Very funny! Good luck with the decoupage project! And those keys to world peace. THAT would be awesome.

Amy said...

I can't wait to see pictures of your project. Good luck with it.

Lady Jane said...

I love David Sedaris and I am sooo jealous that you got to be at a reading of his!!

Monday, April 20, 2009

Hysterical

There are two events I need to mention here, in this space, whatever this space is - an immature writing (read 'whining') forum, a delicate smartassery, and/or a half-assed diary of sorts. But these two things are something I don't want to forget, so it's best that I tap them out for posterity.. or something. In no particular order (other than one first, then the other - which happens to be a particular order, though that's neither here nor there, except that it's here.. because it is..in this space, whatever this space is), here they are:

#1 I had a creative burst of energy the other day, so I went to the nearest craft store and bought the largest canvas I could afford and some découpage goup. The main reason I'm mentioning this is not so you'll have any of the following reactions:

a. Wow! She's ambitious!

b. Wow! She's insane to think she has time for an art project on top of everything else in her ridiculously disheveled life! I mean, she's got a kid now. Doesn't she know she's supposed to only bake cookies and make butterflies out of paper bags and foil? Doesn't she remember that she should only be concerned with which pair of stonewashed mom jeans rides up the highest and which canvas visor protrudes out far enough to keep the sun off of her AND Baby Jack? What the hell?

c. Wow. I hope what she has isn't contagious. Geez. I hope the découpage works for her. (Whispered) I wonder if she's told all of her partners about this..

No. Hopefully you didn't respond in any of those ways, though I would be sort of cosmically impressed if choice b was your word for word response.

I am telling you this because I want to actually follow through on the project. So if in a week or four if I haven't mentioned it again, come and kick my ass. I mean, please remind me that I was ambitious once, and that if I don't follow through, Obama might hug Hugo Chavez next time, thus causing the collapse of the universe as we know it, and we'll be left with Newt Gingrich sticking out his tongue and then singing "I told you so, I told you so! Rick Perry and I totally knew this would happen!" as we all implode together - except for Texas which will find a way to secede from total world destruction.

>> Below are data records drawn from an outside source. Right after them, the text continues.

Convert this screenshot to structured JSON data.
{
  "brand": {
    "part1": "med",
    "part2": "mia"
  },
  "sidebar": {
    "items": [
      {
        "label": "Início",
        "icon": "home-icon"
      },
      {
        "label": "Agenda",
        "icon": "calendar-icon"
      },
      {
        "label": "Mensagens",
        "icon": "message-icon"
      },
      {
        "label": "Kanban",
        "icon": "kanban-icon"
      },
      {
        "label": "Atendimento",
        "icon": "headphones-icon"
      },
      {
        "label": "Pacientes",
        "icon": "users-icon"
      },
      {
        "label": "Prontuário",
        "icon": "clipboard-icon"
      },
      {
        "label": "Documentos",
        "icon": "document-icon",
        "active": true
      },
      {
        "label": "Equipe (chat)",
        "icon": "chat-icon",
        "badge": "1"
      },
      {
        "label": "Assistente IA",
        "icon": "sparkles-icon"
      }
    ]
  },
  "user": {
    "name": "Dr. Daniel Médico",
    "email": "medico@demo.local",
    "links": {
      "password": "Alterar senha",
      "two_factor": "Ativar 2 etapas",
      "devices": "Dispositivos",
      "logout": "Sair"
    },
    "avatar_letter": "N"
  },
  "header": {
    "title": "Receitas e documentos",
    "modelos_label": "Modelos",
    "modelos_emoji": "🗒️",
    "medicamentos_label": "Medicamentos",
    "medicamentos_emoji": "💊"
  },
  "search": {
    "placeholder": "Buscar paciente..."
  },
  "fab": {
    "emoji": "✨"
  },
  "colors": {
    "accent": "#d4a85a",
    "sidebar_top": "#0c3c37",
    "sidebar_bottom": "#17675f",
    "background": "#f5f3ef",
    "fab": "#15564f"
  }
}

#2 I went to hear David Sedaris give a book reading last night at SMU. I've thought about how I would write about the experience, but every time I try to put it into words, it sounds like Chris Farley on Saturday Night Live when he was all, "Remember that one time, when David Sedaris read his stories and was funny and stuff. Um.D'you remember that? It. was. AWESOME!" But nobody remembered, or if they did, it was vaguely.. So, I decided I'm not even going to try, except to say that

It. was. AWESOME!

He's my hero. This was my first formal reading (the informal one being the time Naomi Shihab-Nye came to my classroom to speak to my students and give a writing workshop(!)), and it was better than I could've imagined. Well, OK. It might have been better if, say, Billy Crudup was sitting next to me, trying to distract me in some outrageously flirtatious way. Oh and if there were Merlot available.. And chocolate. Or maybe if all of a sudden everyone collectively reached into their pockets, finding in them all the keys to world peace and ones that would forever end world hunger, and then they were willing to match those keys to their respective locks.. That would've been cool. But apart from those things, it was the best it could be.

Rich is just glad I didn't make good on my promise and try to turn David Sedaris straight. I did wear my red stilettos and sassy undies just in case.

3 comments:

Pam said...

Very funny! Good luck with the decoupage project! And those keys to world peace. THAT would be awesome.

Amy said...

I can't wait to see pictures of your project. Good luck with it.

Lady Jane said...

I love David Sedaris and I am sooo jealous that you got to be at a reading of his!!